Les dangers de la situation critique à laquelle la marquise était insensiblement arrivée par la force des circonstances se révélèrent à elle dans toute leur gravité pendant une soirée du mois de janvier 1820. Quand deux époux se connaissent parfaitement et ont pris une longue habitude d'eux-mêmes, lorsqu'une femme sait interpréter les moindres gestes d'un homme et peut pénétrer les sentiments ou les choses qu'il lui cache, alors des lumières soudaines éclatent souvent après des réflexions ou des remarques précédentes, dues au hasard, ou primitivement faites avec insouciance. Une femme se réveille souvent tout à coup sur le bord ou au fond d'un abîme. Ainsi la marquise, heureuse d'être seule depuis quelques jours, devina le secret de sa solitude. Inconstant ou lassé, généreux ou plein de pitié pour elle, son mari ne lui appartenait plus. En ce moment, elle ne pensa plus à elle, ni à ses souffrances, ni à ses sacrifices; elle ne fut plus que mère, et vit la fortune, l'avenir, le bonheur de sa fille; sa fille, le seul être d'où lui vînt quelque félicité; son Hélène, seul bien qui l'attachât à la vie. Maintenant, Julie voulait vivre pour préserver son enfant du joug effroyable sous lequel une marâtre pouvait étouffer la vie de cette chère créature. A cette nouvelle prévision d'un sinistre avenir, elle tomba dans une de ces méditations ardentes qui dévorent des années entières. Entre elle et son mari, désormais, il devait se trouver tout un monde de pensées, dont le poids porterait sur elle seule. Jusqu'alors, sûre d'être aimée par Victor, autant qu'il pouvait aimer, elle s'était dévouée à un bonheur qu'elle ne partageait pas; mais aujourd'hui, n'ayant plus la satisfaction de savoir que ses larmes faisaient la joie de son mari, seule dans le monde, il ne lui restait plus que le choix des malheurs. Au milieu du découragement qui, dans le calme et le silence de la nuit, détendit toutes ses forces; au moment où, quittant son divan et son feu presque éteint, elle allait, à la lueur d'une lampe, contempler sa fille d'un œil sec, monsieur d'Aiglemont rentra plein de gaieté. Julie lui fit admirer le sommeil d'Hélène; mais il accueillit l'enthousiasme de sa femme par une phrase banale.

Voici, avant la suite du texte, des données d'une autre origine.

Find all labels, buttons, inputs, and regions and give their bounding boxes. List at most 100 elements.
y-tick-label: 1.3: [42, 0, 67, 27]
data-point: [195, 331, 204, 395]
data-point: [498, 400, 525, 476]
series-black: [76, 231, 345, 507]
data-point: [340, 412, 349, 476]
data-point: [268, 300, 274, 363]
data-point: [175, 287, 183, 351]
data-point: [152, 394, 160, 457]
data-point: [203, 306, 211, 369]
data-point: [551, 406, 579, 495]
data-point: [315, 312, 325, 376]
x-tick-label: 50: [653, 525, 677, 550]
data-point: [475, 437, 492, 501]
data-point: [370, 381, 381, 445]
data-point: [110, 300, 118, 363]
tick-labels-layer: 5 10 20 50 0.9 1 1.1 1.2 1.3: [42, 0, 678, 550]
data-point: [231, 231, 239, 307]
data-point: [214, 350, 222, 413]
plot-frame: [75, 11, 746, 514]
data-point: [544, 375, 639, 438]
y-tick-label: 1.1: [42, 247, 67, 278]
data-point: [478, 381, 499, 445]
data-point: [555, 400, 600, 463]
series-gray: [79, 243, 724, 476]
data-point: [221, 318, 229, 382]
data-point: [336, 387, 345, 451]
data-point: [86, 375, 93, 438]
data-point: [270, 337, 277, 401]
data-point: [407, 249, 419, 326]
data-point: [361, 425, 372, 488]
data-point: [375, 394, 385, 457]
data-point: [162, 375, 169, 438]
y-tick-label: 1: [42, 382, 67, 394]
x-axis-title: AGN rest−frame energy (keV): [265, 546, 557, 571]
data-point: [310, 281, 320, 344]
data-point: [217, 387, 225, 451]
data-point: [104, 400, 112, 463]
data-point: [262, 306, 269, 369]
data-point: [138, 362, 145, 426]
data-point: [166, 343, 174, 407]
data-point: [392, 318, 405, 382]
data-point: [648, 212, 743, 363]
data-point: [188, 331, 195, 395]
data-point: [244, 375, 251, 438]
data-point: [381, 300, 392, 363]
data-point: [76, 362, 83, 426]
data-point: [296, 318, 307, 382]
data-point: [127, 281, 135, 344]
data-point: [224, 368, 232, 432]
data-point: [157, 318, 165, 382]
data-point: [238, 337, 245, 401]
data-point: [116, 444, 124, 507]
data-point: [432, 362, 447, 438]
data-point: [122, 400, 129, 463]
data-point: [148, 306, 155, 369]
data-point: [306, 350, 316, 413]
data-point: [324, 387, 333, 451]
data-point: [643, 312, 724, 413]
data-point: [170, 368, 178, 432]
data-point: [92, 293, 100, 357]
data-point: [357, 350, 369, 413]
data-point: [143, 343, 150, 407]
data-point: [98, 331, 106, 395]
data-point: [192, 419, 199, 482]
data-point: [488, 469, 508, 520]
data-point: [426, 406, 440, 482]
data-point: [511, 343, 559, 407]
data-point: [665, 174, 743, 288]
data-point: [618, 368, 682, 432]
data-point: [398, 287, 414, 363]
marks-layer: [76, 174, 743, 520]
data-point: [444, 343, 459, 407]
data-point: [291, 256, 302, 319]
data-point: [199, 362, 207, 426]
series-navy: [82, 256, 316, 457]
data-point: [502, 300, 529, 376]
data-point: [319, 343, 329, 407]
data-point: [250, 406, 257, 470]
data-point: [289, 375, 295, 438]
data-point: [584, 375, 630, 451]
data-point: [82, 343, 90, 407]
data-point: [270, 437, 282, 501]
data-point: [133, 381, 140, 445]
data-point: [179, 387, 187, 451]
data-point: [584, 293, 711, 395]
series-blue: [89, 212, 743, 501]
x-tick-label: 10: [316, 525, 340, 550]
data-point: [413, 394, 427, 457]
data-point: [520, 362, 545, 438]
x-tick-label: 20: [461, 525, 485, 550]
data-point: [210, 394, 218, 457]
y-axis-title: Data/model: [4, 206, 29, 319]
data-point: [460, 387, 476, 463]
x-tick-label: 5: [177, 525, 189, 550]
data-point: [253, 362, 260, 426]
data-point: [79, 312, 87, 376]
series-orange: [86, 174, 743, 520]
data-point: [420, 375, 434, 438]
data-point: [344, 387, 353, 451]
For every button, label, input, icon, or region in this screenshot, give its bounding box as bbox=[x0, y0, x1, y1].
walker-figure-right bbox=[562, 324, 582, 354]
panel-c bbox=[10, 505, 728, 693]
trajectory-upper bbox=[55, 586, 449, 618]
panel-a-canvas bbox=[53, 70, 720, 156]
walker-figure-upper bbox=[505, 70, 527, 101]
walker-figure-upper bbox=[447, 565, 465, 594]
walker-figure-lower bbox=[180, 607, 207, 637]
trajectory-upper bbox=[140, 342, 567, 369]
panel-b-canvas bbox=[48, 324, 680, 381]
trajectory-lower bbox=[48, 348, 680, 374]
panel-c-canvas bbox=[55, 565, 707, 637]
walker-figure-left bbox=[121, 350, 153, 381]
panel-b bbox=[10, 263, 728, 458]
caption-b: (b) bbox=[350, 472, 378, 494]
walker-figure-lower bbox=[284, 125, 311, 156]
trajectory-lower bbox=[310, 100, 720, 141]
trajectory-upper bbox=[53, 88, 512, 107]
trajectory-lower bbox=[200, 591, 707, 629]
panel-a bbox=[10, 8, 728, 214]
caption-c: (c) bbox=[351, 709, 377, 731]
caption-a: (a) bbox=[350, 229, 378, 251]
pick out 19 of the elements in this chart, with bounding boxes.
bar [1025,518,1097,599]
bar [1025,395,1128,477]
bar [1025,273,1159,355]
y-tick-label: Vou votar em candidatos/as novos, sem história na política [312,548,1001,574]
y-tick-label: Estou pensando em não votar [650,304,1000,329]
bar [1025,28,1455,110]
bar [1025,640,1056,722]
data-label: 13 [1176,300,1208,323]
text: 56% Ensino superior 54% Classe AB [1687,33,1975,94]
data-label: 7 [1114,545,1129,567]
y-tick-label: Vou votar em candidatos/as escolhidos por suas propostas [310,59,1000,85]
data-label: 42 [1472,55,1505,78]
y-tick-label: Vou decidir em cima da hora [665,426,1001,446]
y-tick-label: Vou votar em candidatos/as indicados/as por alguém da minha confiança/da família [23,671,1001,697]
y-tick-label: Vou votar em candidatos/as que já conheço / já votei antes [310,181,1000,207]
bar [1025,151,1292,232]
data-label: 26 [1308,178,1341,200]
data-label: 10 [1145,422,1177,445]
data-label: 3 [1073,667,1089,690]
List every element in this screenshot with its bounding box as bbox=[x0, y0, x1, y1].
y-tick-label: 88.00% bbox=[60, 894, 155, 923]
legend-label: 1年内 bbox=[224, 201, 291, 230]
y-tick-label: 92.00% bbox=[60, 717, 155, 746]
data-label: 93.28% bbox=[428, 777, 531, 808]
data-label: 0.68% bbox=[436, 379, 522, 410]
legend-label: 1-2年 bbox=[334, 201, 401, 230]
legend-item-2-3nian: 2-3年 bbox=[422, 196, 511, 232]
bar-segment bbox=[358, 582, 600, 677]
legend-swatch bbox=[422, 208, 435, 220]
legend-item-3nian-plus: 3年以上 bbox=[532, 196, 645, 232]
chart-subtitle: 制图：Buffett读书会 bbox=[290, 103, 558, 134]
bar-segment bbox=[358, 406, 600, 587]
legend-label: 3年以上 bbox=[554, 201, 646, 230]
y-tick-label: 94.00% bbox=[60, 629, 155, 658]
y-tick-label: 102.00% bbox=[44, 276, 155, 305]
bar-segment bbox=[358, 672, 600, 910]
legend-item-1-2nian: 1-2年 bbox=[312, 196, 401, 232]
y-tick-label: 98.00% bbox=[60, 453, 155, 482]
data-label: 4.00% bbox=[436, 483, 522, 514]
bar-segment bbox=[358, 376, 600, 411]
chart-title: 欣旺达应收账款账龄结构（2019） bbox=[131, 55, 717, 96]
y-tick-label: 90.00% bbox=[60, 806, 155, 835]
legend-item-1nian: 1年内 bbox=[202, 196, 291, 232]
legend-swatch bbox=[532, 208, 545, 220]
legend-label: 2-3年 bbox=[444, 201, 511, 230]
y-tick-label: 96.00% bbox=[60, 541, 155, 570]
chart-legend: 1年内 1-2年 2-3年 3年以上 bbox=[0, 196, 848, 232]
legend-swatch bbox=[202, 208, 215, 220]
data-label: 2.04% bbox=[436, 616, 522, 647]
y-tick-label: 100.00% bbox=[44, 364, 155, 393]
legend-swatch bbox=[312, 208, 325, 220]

– A cet âge, dit-il, tous les enfants sont gentils.
Puis, après avoir insouciamment baisé le front de sa fille, il baissa les rideaux du berceau, regarda Julie, lui prit la main, et l'amena près de lui sur ce divan où tant de fatales pensées venaient de surgir.
– Vous êtes bien belle ce soir, madame d'Aiglemont! s'écria-t-il avec cette insupportable gaieté dont le vide était si connu de la marquise.
– Où avez-vous passé la soirée? lui demanda-t-elle en feignant une profonde indifférence.